先日のMステに19年ぶりに出演。新曲を披露。
声が出てないな。歌唱力は昔もこんな感じだったかな。
でもちょっと痛々しい…。
ルックスもドリフの仲本工事さん…?
曲はなんかいいかも。
と言うのが歌を聞いて直後の感想でした。

が、

それから2日、3日。
オザケンの歌のフレーズ、曲、映像が頭から離れないのです。

「羽田沖 街の灯が揺れる」
「雨上がり 高速を降りる」
羽田から湾岸線、夜の首都高を走る映像が浮かんできます。

それからオザケンの昔の歌が次々に頭の中に蘇ってきました。
オザケンの新曲は昔のオザケンそのものだった!

そして、もう一回新曲を聞きたいと思うようになり、急ぎアマゾンで「流動体について」を購入してしまいました。
「流動体について」「神秘的」をループで聞きながらこれを書いています。

姿は年をとったかもしれませんが、今ではすごく価値のあるMステ出演だったと思っています。

オザケンが登場した1990年代、僕は10代でした。

当時は小室哲哉サウンド全盛、ビジュアル系バンドも多かった時代。
そんな中、カジュアルなルックスで飄々とした雰囲気のオザケンに親しみを感じたというのがまずあったと思います。
ミスチルみたいにどーんと売れたわけではなく、力抜けてる感じがよかったですね。
スピッツとは少し共通してるかもしれません。スピッツも僕は好きです。

当時は出演した番組を録画して見ていました。
HEY!HEY!HEY!でのダウンタウンとのやりとりは面白かったですね。

オザケン「僕すっごい頭良いんですよ。(会場笑) 塾とか行ったこと無いし。」
ダウンタウン「で、東大!(呆)」

ところがこれが屈託がないと言うかホントのことだし、もう突き抜けちゃってるので、松ちゃんも笑って「僕は小沢君のことが好きになりました」と言っていました。
オザケンももしかしたら当時若くて尖ってたかもしれませんけどね。

オザケンのアルバムは3枚持っています。
やっぱり「LIFE」の完成度が素晴らしすぎました。
有名な「ラブリー」を含め全曲が素晴らしい。
当時はIPodとか無いのでずっとCDで再生しまくって、CDが音飛びするようになっちゃいました。

楽曲はアコースティックな感じが好きでしたね。
歌詞は「都会的な固有名詞を使うセンス」と「情景が浮かぶ表現」のがオザケンの良さだったのかなあ、って思いだしています。

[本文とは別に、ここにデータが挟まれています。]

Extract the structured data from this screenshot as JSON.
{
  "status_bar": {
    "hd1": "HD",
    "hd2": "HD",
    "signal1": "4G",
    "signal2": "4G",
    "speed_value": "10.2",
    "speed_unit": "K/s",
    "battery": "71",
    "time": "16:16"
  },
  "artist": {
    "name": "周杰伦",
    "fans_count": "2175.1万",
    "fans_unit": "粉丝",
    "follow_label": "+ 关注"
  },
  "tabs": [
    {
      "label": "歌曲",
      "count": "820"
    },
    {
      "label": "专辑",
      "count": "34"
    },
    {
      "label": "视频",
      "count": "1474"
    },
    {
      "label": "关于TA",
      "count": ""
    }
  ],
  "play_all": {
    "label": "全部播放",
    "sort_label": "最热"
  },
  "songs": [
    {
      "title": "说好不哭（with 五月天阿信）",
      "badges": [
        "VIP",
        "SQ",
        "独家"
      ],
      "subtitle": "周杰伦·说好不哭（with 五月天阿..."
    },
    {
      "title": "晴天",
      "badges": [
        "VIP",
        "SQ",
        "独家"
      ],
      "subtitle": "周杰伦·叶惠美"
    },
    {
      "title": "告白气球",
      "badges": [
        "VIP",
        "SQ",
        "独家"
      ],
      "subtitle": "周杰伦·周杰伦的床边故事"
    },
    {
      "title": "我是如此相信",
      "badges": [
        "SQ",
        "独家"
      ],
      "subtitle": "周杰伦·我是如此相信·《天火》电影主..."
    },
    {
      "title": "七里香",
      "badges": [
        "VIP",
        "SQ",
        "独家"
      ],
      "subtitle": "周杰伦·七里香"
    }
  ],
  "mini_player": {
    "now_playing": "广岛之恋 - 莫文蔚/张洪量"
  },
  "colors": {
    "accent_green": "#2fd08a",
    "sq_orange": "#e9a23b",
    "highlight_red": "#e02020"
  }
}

「固有名詞を使うセンス」はサザンの桑田さんもお得意のものですね。
「砂まじりの茅ヶ崎」とかすごいインパクト。

オザケンの場合、
「東京タワーから続いてくる道 君は完全にはしゃいでるのさ」
「寒い冬にダッフルコート着た君と 原宿あたり風を切って歩いてく」
「プラダの靴が欲しいの そんな君の願いをかなえるため」
都会的なワードを織り込んで歌詞の世界を作るのが上手いなー、って思います。
都会的でポジティブな歌詞のイメージがオザケン自身の人となりともマッチしてたのが良かったのではないでしょうか。

観察力や表現力が豊かなアーティストはたくさんいます。
でも、そのアーティストの生い立ちなどで作風が決まり、書くことが出来ても、書きたくても、決して作品に出来ないものがあると思うのです。

例えば、サザンの桑田さんが歌で描くのは湘南の海であったり、街の華やかさを歌っても横浜だったりします。
福山さんや長渕さんが描く東京は、「上京してくるところ」です。
たとえ東京に長く住んでても、どうしても生い立ちから「キラキラした東京」を歌えない。
キラキラした東京は「近くて遠い存在」になってしまうのです。

オザケンは生い立ちも人となりも「王子様」で、オザケンほど「都会的でキラキラした東京」を堂々と歌える人っていなかったんじゃないかと思います。
原宿や東京タワーをウキウキデートする描写に全く無理がありません。
この点で唯一無二の存在。
オザケンのファンは、オザケンの「都会的な姿」に憧れや羨望に似た気持ちを抱いていたんじゃないでしょうかね。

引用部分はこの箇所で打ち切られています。